As you know, a Christian community lives from the effort of communication and cooperation of each of its members, who receives the love that flows from the Holy Trinity, whose Persons subsist in a ceaseless, reciprocal communication and exchange of being and life. This Trinitarian communion is the model that must appear in the life and service of the priest; it has a "radical "communitarian form' and can only be carried out as a "collective work' " (Apostolic Exhortation Pastores dabo vobis, n. 17), in hierarchical communion with his own Bishop and with other priests and lay faithful.

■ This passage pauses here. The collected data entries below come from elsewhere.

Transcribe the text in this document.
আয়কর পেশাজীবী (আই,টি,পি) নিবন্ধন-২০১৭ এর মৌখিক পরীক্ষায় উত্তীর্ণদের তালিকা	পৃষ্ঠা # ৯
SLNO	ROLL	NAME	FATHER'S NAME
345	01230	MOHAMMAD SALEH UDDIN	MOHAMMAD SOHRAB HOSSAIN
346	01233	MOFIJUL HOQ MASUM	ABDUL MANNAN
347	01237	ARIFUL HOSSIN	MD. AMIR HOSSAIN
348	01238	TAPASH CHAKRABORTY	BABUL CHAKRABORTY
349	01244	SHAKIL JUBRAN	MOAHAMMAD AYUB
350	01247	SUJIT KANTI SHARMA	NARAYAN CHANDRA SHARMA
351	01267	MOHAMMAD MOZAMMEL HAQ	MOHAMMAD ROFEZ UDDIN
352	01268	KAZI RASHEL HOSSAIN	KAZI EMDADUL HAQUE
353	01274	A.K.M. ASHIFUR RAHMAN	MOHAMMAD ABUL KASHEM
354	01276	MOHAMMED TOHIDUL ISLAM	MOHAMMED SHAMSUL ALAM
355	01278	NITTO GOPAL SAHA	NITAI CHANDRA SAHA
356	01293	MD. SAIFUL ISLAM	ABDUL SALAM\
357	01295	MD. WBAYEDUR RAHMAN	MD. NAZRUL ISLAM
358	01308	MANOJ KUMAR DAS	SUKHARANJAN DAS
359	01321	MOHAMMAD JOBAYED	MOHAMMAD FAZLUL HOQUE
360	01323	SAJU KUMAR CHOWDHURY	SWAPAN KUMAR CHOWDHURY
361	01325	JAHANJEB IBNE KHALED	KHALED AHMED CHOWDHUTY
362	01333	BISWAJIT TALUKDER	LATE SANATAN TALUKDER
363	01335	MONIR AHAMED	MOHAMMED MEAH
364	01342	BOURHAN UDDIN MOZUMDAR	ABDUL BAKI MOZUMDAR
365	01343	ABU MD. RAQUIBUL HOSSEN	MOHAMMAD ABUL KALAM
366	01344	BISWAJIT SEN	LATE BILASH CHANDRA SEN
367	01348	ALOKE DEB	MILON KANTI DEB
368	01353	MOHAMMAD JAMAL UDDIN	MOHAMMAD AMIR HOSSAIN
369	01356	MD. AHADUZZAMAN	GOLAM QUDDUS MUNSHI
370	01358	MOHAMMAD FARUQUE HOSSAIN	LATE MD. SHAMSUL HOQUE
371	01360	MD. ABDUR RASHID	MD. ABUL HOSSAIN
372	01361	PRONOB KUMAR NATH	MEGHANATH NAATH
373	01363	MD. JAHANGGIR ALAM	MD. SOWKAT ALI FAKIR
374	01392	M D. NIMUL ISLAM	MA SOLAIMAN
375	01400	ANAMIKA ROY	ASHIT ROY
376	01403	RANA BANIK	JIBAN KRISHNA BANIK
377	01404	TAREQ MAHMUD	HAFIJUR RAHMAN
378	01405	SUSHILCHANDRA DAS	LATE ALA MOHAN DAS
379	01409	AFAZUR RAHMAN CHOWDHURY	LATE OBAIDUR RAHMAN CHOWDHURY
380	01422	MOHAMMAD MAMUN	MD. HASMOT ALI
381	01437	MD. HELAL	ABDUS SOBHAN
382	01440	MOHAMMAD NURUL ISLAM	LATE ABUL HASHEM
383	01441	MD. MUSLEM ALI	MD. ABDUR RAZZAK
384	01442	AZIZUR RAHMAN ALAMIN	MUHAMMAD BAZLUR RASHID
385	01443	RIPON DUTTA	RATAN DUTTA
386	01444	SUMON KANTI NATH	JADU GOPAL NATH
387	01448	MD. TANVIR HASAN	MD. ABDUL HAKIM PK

Beloved Brothers and Sisters,
These are a few of the sentiments that the centenary of your and our College inspires in me. Move forward unceasingly in the Christian, priestly, apostolic and cultural formation that the Church expects of you. Love the Gospel deeply and love the men and women to whom you are sent, after the example and measure of the Heart of Christ (cf. Jer 3,15). The College is solemnly consecrated to him with an act of entrustment that is renewed by the successive generations of Superiors and students who find in him serenity, inspiration and holiness.
This institute must continue to be, as it was in the past, a breeding ground of apostles, a meeting point of Catholic Rome with your countries and a living witness to their dedication and fidelity to the See of Peter. With these hopes for a blessed future of the Portuguese College, I warmly impart my Apostolic Blessing to the Superiors and students, to the benefactors and collaborators, present and absent.